⭐️⭐️⭐️ Ma critique de THE CHRISTOPHERS, un film de Steven Soderbergh.
Les enfants d'un artiste autrefois célèbre engagent un faussaire pour achever certaines toiles inachevées et abandonnées depuis longtemps, afin de pouvoir toucher un héritage à sa mort.
THE CHRISTOPHERS dépeint une amitié improbable avec un vieil artiste qui n’a pas peint depuis 25 ans et sur le point de mourir et une jeune faussaire en quête d’argent.

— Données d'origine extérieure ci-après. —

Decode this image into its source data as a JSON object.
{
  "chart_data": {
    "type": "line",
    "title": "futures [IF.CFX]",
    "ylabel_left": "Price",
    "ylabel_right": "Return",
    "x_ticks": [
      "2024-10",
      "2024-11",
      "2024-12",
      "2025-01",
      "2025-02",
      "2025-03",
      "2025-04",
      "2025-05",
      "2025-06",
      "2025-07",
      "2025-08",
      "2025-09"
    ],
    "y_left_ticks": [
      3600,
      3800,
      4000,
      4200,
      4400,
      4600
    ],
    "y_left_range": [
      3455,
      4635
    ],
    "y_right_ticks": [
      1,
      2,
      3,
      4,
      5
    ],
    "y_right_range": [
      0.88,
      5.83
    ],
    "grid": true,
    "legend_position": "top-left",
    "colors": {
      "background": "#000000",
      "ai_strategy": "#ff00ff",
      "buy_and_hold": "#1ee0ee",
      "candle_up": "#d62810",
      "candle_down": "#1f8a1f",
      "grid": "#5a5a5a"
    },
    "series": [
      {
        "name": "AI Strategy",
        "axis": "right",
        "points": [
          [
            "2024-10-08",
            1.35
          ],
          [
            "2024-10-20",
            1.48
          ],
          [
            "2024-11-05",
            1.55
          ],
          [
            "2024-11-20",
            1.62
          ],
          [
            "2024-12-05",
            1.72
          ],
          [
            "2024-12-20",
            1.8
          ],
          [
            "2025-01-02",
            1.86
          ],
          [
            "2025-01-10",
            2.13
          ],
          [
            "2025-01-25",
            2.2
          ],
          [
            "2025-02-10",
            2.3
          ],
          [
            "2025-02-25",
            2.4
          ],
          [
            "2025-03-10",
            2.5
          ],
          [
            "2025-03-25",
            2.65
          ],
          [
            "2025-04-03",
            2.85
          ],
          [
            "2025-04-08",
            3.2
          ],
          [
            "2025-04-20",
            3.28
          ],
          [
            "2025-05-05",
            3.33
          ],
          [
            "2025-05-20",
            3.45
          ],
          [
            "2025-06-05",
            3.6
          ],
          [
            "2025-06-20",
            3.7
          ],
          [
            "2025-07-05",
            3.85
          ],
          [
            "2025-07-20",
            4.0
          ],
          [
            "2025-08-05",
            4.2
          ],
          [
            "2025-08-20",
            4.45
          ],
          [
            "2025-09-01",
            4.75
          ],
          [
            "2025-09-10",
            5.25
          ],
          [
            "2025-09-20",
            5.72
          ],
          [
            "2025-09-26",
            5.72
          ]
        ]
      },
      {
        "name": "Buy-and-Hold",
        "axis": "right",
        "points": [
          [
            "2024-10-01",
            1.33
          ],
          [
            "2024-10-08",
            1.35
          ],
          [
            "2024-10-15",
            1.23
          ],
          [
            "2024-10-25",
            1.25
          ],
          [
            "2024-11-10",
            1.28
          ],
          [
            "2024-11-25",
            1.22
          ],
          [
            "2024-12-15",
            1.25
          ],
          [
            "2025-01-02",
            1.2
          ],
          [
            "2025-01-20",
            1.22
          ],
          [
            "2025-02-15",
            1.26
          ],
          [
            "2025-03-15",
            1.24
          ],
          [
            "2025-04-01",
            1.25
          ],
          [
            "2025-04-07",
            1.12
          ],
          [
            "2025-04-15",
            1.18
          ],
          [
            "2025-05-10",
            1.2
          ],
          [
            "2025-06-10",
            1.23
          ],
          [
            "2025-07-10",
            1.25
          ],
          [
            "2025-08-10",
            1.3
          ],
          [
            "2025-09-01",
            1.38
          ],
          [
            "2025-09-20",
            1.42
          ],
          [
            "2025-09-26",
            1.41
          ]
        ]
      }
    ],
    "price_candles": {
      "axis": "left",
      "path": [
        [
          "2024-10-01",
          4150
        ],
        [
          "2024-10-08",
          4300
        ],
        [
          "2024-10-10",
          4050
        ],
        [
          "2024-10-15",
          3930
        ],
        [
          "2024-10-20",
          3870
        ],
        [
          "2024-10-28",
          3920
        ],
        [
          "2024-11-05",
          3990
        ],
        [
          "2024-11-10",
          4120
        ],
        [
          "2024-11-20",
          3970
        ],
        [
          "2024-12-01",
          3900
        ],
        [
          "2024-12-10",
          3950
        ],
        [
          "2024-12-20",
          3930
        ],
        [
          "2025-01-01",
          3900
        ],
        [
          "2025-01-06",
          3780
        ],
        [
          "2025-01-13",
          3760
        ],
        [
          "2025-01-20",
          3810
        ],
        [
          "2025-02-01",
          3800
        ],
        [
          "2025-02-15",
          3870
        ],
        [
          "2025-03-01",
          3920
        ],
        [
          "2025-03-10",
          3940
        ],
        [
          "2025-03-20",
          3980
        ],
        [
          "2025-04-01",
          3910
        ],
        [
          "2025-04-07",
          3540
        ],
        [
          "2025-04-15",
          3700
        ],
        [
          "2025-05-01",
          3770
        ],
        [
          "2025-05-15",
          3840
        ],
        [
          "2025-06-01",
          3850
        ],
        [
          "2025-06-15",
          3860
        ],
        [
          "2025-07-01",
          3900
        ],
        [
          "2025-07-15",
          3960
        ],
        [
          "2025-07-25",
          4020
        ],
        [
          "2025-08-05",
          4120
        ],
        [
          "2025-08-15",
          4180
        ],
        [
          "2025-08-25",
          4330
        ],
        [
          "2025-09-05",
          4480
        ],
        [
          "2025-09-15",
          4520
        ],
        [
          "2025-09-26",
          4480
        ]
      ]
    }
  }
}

La faussaire Lori Butler devient la nouvelle assistante de Julian Sklar sans lui révéler qu’elle est en fait là pour finir les toiles qu’il a commencé il y a plusieurs années sous les directives de ses deux enfants adultes. Ces toiles sont inachevées et dépeignent Christopher, son ancien amant. Les deux premières séries de toiles Christopher valent plusieurs milliers de dollars, donc la troisième sera lucrative surtout si les toiles “sont retrouvées” après la mort de l’artiste. On a donc droit à un film de dialogues, mais ce n’est jamais ennuyeux. Il y a des twists et lorsque Julian découvre le pot aux roses, cela devient encore plus intéressant. Les deux personnages proviennent de deux sphères différentes, mais découvrent qu’ils sont similaires. Lori est brillante et est capable de décortiquer son état d’âme et sa technique lorsqu’il a peint les deux premières séries de Christopher. Actrice inconnue pour moi il y a quelques jours, Michaela Coel a la tête d’affiche dans un autre film de dialogues, Mother Mary qui prend l’affiche bientôt. Dans THE CHRISTOPHERS, elle excelle dans les scènes avec Ian Mckellen qui a une longue carrière. Ce dernier donne l’une de ses meilleures performances récentes dans le rôle de Julian, un artiste qui a failli se faire canceller en raison de ses propos sur les femmes artistes.
THE CHRISTOPHERS est actuellement à l’affiche dans les salles nord-américaines.